A queer aboriginal man says he was fired from his job after being accused of racism.
Stanford Sinclair says he was fired from his part-time job at the Gerstein Centre — a Toronto mental health crisis centre — after an Oct 6 conversation with several fellow employees.
“There was a discussion,” says Sinclair. “We’re all social worker, activist types. I’m queer and First Nations. A call came in from a queer guy from Morocco.
“We got into this big discussion about immigration. The one thing I did say was immigrants had more privileges than First Nations.”
Sinclair says he had a subsequent conversation with one of the coworkers — an immigrant woman — in which she told him she thought his comments had been “really derogatory and kind of racist.”
Sinclair says he apologized to the woman.
“I said maybe work was not the right place for those comments, but she had to understand where I was coming from,” he says.
Sinclair says he then got a call from Paul Quinn, the Gerstein’s executive director, on Oct 20, asking to meet as soon as possible regarding a complaint. Both Sinclair and Quinn say that Sinclair called back to say he knew what the complaint was about, and they arranged a meeting for Oct 24.
Both agree that Sinclair did not make that meeting, and that when they did meet on the Monday, Quinn fired Sinclair.
“The boss called me in and I was fired just like that,” says Sinclair. “He did give me an opportunity to come in on the Friday [for the meeting] but my partner was sick, he’s a long-term survivor of AIDS.
“I went in on the Monday and I was fired.

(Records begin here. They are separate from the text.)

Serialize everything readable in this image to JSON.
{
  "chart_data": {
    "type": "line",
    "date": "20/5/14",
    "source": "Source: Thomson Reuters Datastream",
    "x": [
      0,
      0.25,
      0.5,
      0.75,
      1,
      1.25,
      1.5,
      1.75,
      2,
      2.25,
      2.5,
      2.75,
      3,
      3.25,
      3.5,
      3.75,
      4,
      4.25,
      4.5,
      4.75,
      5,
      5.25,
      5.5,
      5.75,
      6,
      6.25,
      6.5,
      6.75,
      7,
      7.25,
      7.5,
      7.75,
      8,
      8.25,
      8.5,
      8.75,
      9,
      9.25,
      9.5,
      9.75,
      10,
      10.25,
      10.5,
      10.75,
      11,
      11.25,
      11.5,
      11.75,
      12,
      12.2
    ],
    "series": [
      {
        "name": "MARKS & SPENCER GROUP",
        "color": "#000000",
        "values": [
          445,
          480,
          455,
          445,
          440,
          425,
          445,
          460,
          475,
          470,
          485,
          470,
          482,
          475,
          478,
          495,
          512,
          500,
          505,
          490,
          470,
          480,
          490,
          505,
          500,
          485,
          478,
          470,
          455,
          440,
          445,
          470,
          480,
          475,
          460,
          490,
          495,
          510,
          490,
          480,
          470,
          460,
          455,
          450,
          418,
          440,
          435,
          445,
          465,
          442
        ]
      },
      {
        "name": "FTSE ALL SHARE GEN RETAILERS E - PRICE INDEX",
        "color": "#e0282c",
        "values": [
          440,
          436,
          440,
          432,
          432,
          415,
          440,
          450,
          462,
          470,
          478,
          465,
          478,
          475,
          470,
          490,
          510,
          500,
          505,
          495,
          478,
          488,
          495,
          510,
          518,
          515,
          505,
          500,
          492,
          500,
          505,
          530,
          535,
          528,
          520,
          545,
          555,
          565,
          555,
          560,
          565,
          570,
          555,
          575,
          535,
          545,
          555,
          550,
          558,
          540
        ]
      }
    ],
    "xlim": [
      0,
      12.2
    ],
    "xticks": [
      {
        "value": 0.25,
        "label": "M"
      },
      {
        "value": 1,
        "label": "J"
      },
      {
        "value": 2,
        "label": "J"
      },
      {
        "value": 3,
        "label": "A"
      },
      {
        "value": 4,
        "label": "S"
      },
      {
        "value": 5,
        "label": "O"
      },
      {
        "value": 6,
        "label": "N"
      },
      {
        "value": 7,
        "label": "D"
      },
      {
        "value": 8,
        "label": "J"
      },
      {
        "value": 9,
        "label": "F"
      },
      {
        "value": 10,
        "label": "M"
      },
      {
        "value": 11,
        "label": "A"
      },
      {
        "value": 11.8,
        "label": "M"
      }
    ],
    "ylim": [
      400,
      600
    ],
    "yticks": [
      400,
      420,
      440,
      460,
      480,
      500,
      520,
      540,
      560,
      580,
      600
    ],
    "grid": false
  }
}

He said, ‘We have no time or space for [comments like] that.'”
Quinn says Sinclair never notified him that he couldn’t make the Friday meeting.
“He could have called to say he couldn’t make it,” he says. “He also said he was attending a workshop. He’s had a number of different stories. There’s been a history of those kinds of things, not showing up. You can’t be a good worker if you’re not here.”
Quinn says Sinclair has had other conflicts with staff, which he didn’t elaborate on.
“There have been a number of other incidents where I’ve had to intervene,” he says. “I had to send him home. They were more about his strong opinions and not being able to back down from them.”
Quinn says the most recent incident followed similar lines.
“There was a client calling who was an immigrant who needed help,” he says. “[Sinclair] went off instead of focusing on the client. His response was basically he’s right, they’re wrong.”
Sinclair says he has no reason to think his sexual orientation was an issue, but that as an aboriginal man who’s had psychiatric treatment himself he didn’t feel he fit in.
“They think they’re progressive and they’re very gay-positive,” he says, “but this is something political and spiteful directed at me. I’m the only aboriginal there, I’m a [psychiatric] survivor. I think they’re just not used to a native person in my position that they’re not helping.”
Sinclair says that after his dismissal he spoke to another woman who had been involved in the original conversation.
“I apologized for my words being taken out of context or offending her,” he says. “I didn’t apologize for saying immigrants have more privileges than aboriginals.”
Sinclair says he plans to file a complaint with the Ontario Human Rights Commission.